Fed set to ignore pressure from Trump with new pause in rate cuts
Employment data was better than anticipated, and the central bank is expected to hold off on making a move despite the tariff storm

This week’s meeting of the Federal Reserve’s monetary policy committee, scheduled for this Tuesday and Wednesday, will be the first since President Donald Trump declared a trade war on dozens of countries with tariffs that he later put on hold, waiting for agreements that are dragging on. In this environment of uncertainty, market volatility and negative indicators such as the contraction of GDP in the first quarter (the first in three years), investors are assuming that Fed chief Jerome Powell will maintain the pause in interest rate cuts, which he last cut last December.
If the forecast pans out, it will be a new challenge by Powell to Trump, an act of resistance to the pressures of the president, who is worried about the slowdown that his aggressive trade policies may cause in the U.S. economy and is anxious for a rate cut. Powell is supported by the robust performance of inflation and the latest employment data, which was better than expected: the economy generated 177,000 jobs in April, leaving the jobless rate at 4.2% and evidencing that Trump’s erratic trade policies have not yet affected the labor market, cooling expectations for near-term interest rate cuts. The question is how short that time frame will be.

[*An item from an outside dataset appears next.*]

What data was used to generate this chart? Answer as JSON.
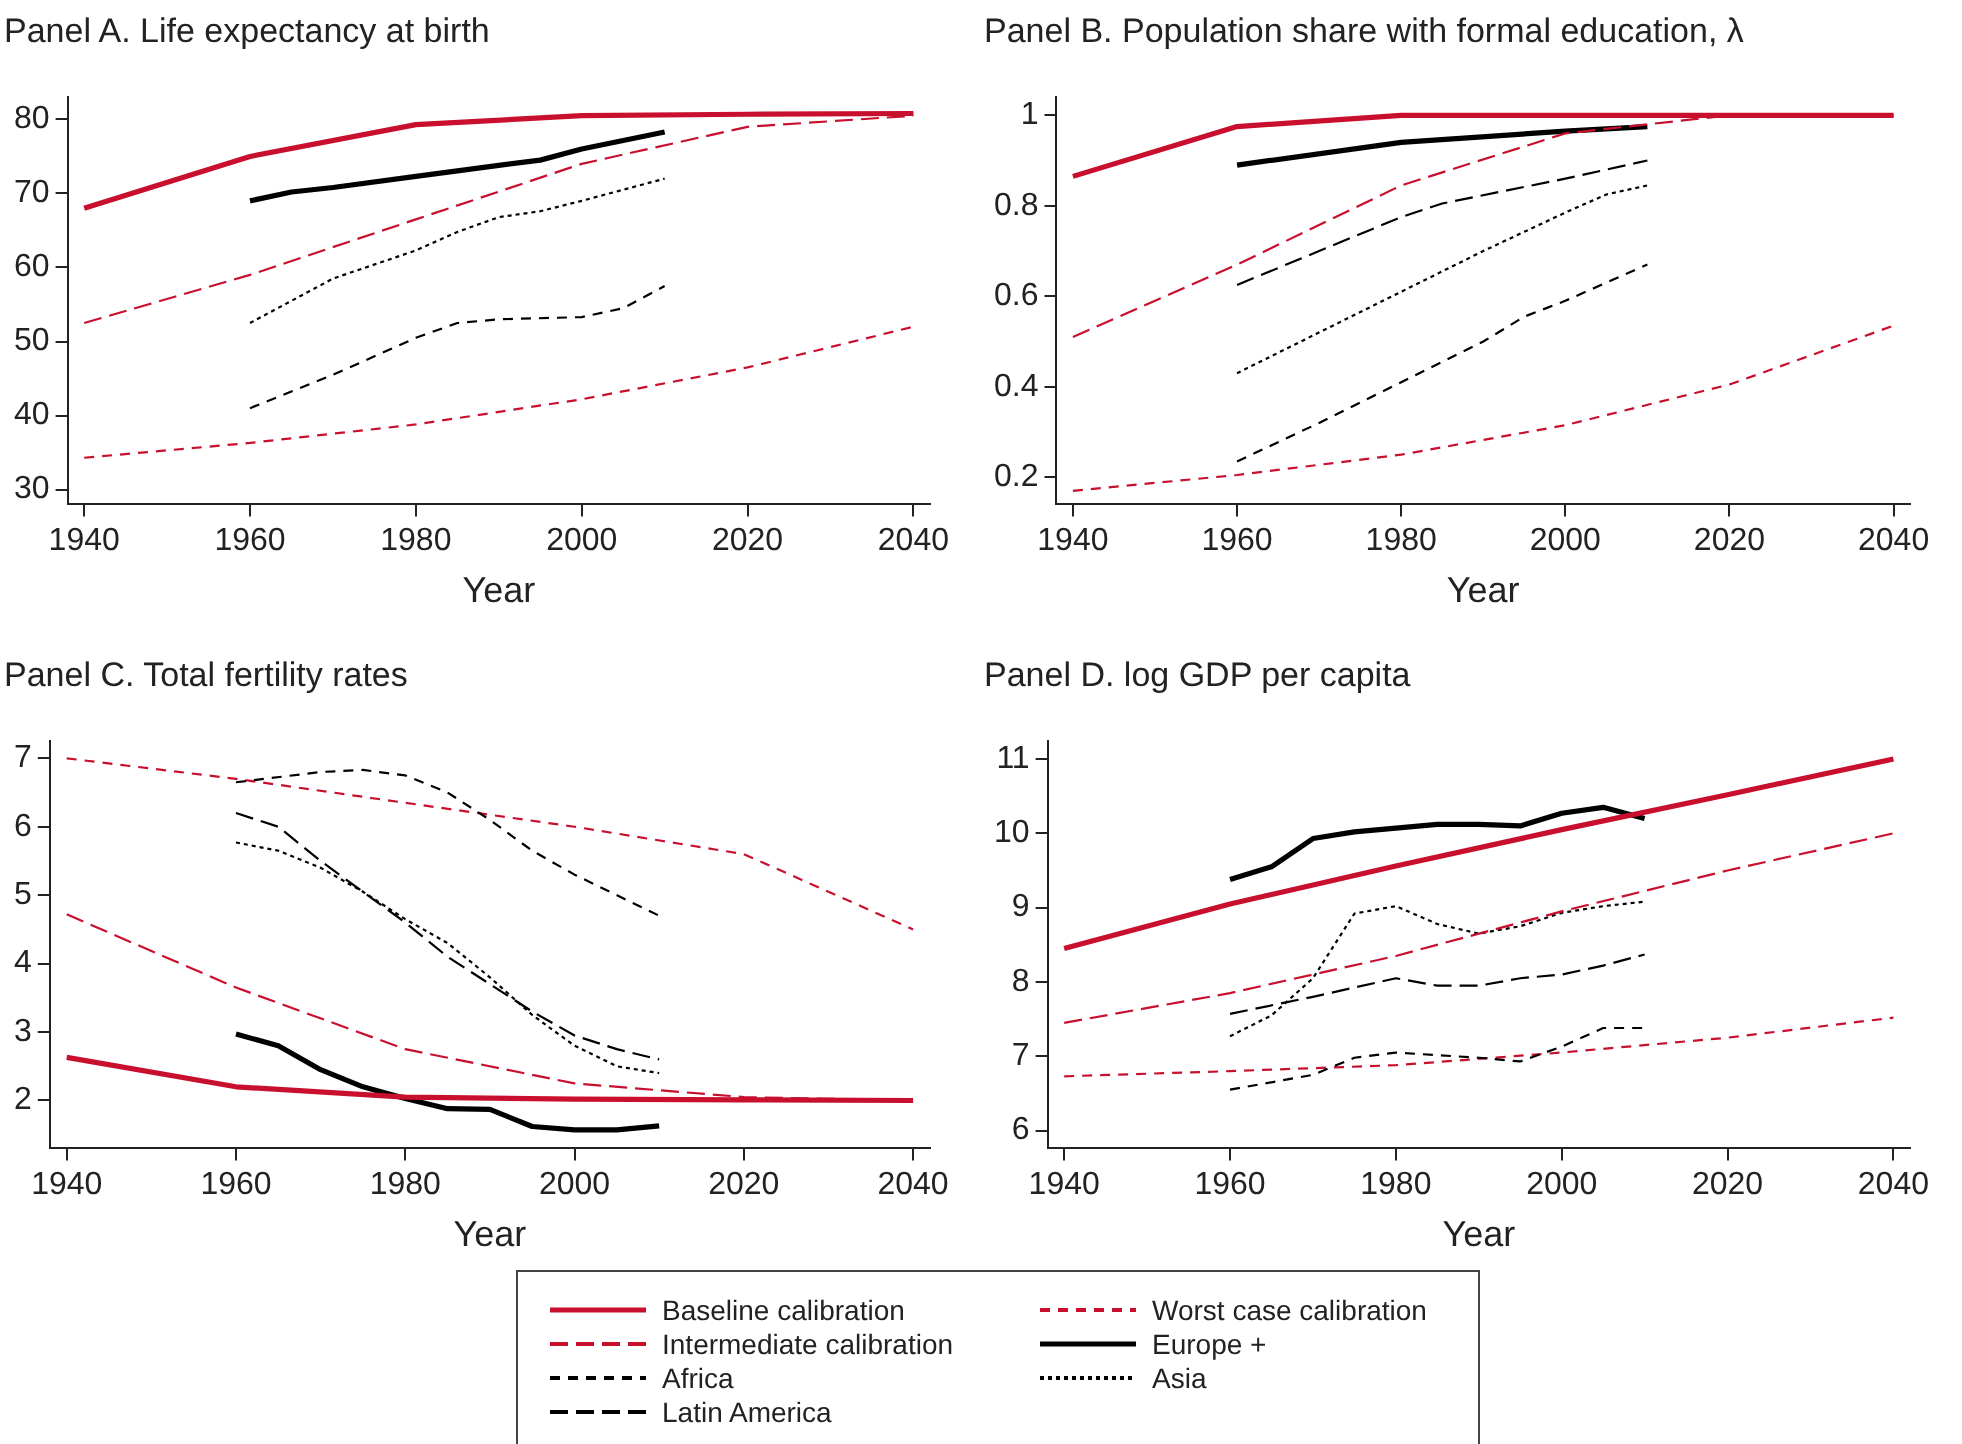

After all, that is the Fed’s dual mission, to which Trump’s tariffs add an undesirable complexity: to promote maximum employment and ensure price stability. Lowering rates would boost the economy, but could affect inflation. The opposite would be worse for employment. At this unclear juncture, the Fed seems to be leaning toward a prudent “wait and see” policy. Moreover, Powell has repeatedly signaled that he prioritizes curbing inflation over other emergencies.

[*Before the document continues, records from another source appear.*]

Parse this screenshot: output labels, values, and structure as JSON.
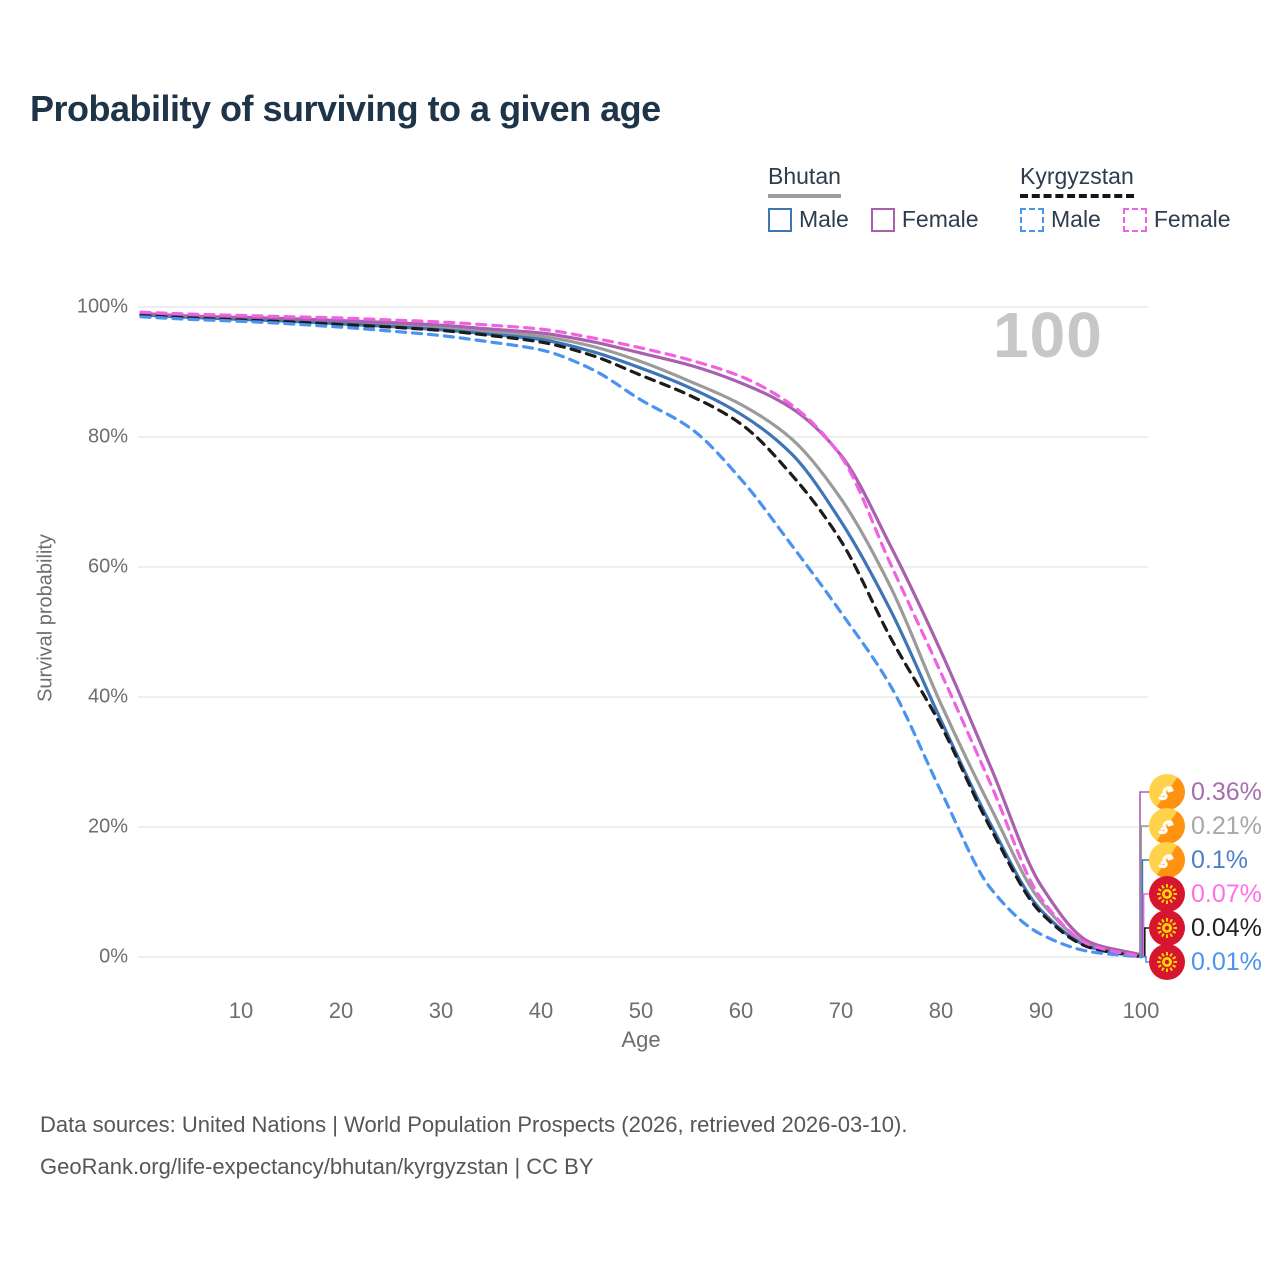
{
  "title": "Probability of surviving to a given age",
  "watermark": "100",
  "legend": {
    "groups": [
      {
        "name": "Bhutan",
        "line_style": "solid",
        "underline_color": "#9e9e9e",
        "items": [
          {
            "label": "Male",
            "color": "#3e75b7",
            "dashed": false
          },
          {
            "label": "Female",
            "color": "#a961ae",
            "dashed": false
          }
        ]
      },
      {
        "name": "Kyrgyzstan",
        "line_style": "dashed",
        "underline_color": "#161616",
        "items": [
          {
            "label": "Male",
            "color": "#4b93f1",
            "dashed": true
          },
          {
            "label": "Female",
            "color": "#ef63e3",
            "dashed": true
          }
        ]
      }
    ]
  },
  "chart_data": {
    "type": "line",
    "title": "Probability of surviving to a given age",
    "xlabel": "Age",
    "ylabel": "Survival probability",
    "xlim": [
      0,
      100
    ],
    "ylim": [
      0,
      100
    ],
    "grid": "horizontal",
    "legend_position": "top-right",
    "x": [
      0,
      5,
      10,
      15,
      20,
      25,
      30,
      35,
      40,
      45,
      50,
      55,
      60,
      65,
      70,
      75,
      80,
      85,
      90,
      95,
      100
    ],
    "x_tick_values": [
      10,
      20,
      30,
      40,
      50,
      60,
      70,
      80,
      90,
      100
    ],
    "x_tick_labels": [
      "10",
      "20",
      "30",
      "40",
      "50",
      "60",
      "70",
      "80",
      "90",
      "100"
    ],
    "y_tick_values": [
      0,
      20,
      40,
      60,
      80,
      100
    ],
    "y_tick_labels": [
      "0%",
      "20%",
      "40%",
      "60%",
      "80%",
      "100%"
    ],
    "series": [
      {
        "name": "Bhutan — Both sexes",
        "country": "Bhutan",
        "sex": "Both",
        "color": "#9b9b9b",
        "dashed": false,
        "flag": "bhutan",
        "values": [
          98.9,
          98.5,
          98.3,
          98.0,
          97.7,
          97.3,
          96.8,
          96.2,
          95.5,
          94.0,
          91.6,
          88.5,
          85.0,
          79.8,
          70.5,
          56.8,
          38.9,
          22.9,
          8.5,
          1.8,
          0.21
        ],
        "end_label": "0.21%",
        "end_label_color": "#a8a8a8",
        "label_row": 1
      },
      {
        "name": "Bhutan — Male",
        "country": "Bhutan",
        "sex": "Male",
        "color": "#3e75b7",
        "dashed": false,
        "flag": "bhutan",
        "values": [
          98.8,
          98.4,
          98.1,
          97.8,
          97.4,
          97.0,
          96.5,
          95.8,
          95.0,
          93.2,
          90.6,
          87.5,
          83.5,
          77.5,
          67.0,
          53.2,
          36.4,
          20.3,
          7.2,
          1.5,
          0.1
        ],
        "end_label": "0.1%",
        "end_label_color": "#4d7ec9",
        "label_row": 2
      },
      {
        "name": "Bhutan — Female",
        "country": "Bhutan",
        "sex": "Female",
        "color": "#a961ae",
        "dashed": false,
        "flag": "bhutan",
        "values": [
          99.0,
          98.6,
          98.4,
          98.2,
          97.9,
          97.6,
          97.2,
          96.6,
          96.0,
          94.7,
          92.9,
          91.0,
          88.3,
          84.5,
          77.2,
          63.1,
          47.0,
          29.1,
          11.0,
          2.2,
          0.36
        ],
        "end_label": "0.36%",
        "end_label_color": "#a36fae",
        "label_row": 0
      },
      {
        "name": "Kyrgyzstan — Both sexes",
        "country": "Kyrgyzstan",
        "sex": "Both",
        "color": "#1c1c1c",
        "dashed": true,
        "flag": "kyrgyzstan",
        "values": [
          98.7,
          98.3,
          98.0,
          97.7,
          97.3,
          96.9,
          96.4,
          95.6,
          94.6,
          92.6,
          89.5,
          86.3,
          82.0,
          74.3,
          64.0,
          49.0,
          35.6,
          19.7,
          6.8,
          1.4,
          0.04
        ],
        "end_label": "0.04%",
        "end_label_color": "#1f1f1f",
        "label_row": 4
      },
      {
        "name": "Kyrgyzstan — Male",
        "country": "Kyrgyzstan",
        "sex": "Male",
        "color": "#4b93f1",
        "dashed": true,
        "flag": "kyrgyzstan",
        "values": [
          98.5,
          98.1,
          97.8,
          97.4,
          96.9,
          96.3,
          95.6,
          94.6,
          93.4,
          90.5,
          85.7,
          81.3,
          73.5,
          63.5,
          53.0,
          41.6,
          25.5,
          10.5,
          3.5,
          0.8,
          0.01
        ],
        "end_label": "0.01%",
        "end_label_color": "#4b93f1",
        "label_row": 5
      },
      {
        "name": "Kyrgyzstan — Female",
        "country": "Kyrgyzstan",
        "sex": "Female",
        "color": "#ef63e3",
        "dashed": true,
        "flag": "kyrgyzstan",
        "values": [
          99.2,
          98.9,
          98.7,
          98.5,
          98.3,
          98.0,
          97.7,
          97.2,
          96.6,
          95.3,
          93.7,
          91.8,
          89.3,
          85.0,
          77.0,
          60.3,
          43.7,
          26.5,
          9.0,
          1.8,
          0.07
        ],
        "end_label": "0.07%",
        "end_label_color": "#ff70e8",
        "label_row": 3
      }
    ]
  },
  "footer": {
    "line1": "Data sources: United Nations | World Population Prospects (2026, retrieved 2026-03-10).",
    "line2": "GeoRank.org/life-expectancy/bhutan/kyrgyzstan | CC BY"
  }
}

The meeting also comes shortly after Trump’s latest attack on Powell himself. In the middle of last month, the president reacted to the expectation of a rate cut by the European Central Bank by lashing out at the Fed chairman, “who is always too late and wrong,” he said. “Powell’s termination can’t come fast enough,” Trump wrote in a message on his social network, Truth. The law does not allow the U.S. president to fire Powell before the end of his term in May 2026, although at this point it is hard to know what is and isn’t possible, in light of the push to expand executive power displayed by the current administration.

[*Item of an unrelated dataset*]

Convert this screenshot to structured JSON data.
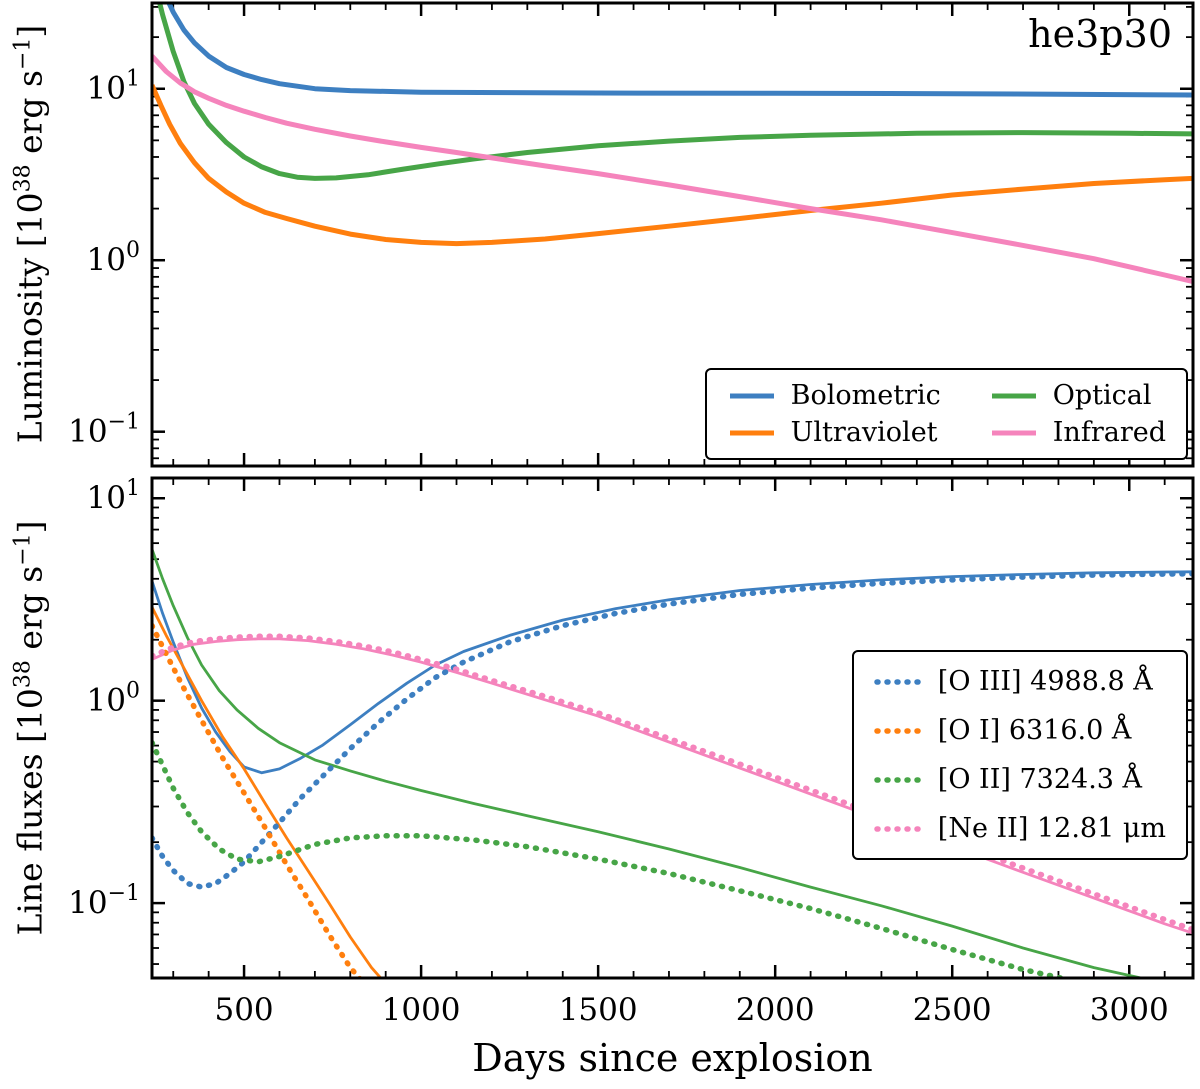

A few days later, Trump backtracked, saying he did not plan to oust Powell. “I would like to see him be a little more active in terms of his idea to lower interest rates,” Trump said Tuesday. In an interview Sunday on NBC’s “Meet the Press” with moderator Kristen Welker, the president insisted: a change at the helm of the Fed is not in his plans.
An old dispute
The dispute between the two goes back a long way. In February 2024, then-candidate Trump accused Powell, whom he himself appointed during his first term, of adjusting his decisions with the aim of favoring a reelection of Joe Biden, then the Democratic candidate. In his first appearance after Trump’s electoral triumph in November, Powell warned that he did not intend to resign.
Two days after the White House imposed tariffs on dozens of countries that it insists on erroneously defining as “reciprocal,” Powell warned that he feared their economic effects would translate into lower growth and higher inflation.
If this week’s expectations are met, the next inevitable question is how long the pause in interest rate cuts will last. The rate is currently in the 4.25%-4.50% range after a one-point cut between September and December. Regarding the outlook for the next meeting in June, opinions are divided among the leading analysts. Citi expects the first cut by then, although everything will depend on the signals sent by the labor market. Tiffany Wilding, an economist at Pimco, said that she doesn’t expect a cut until later this year, once the data has shown a concrete slowdown or contraction in the labor market. “Once the Fed takes the plunge, we expect the central bank to continue lowering rates into 2026,” she added.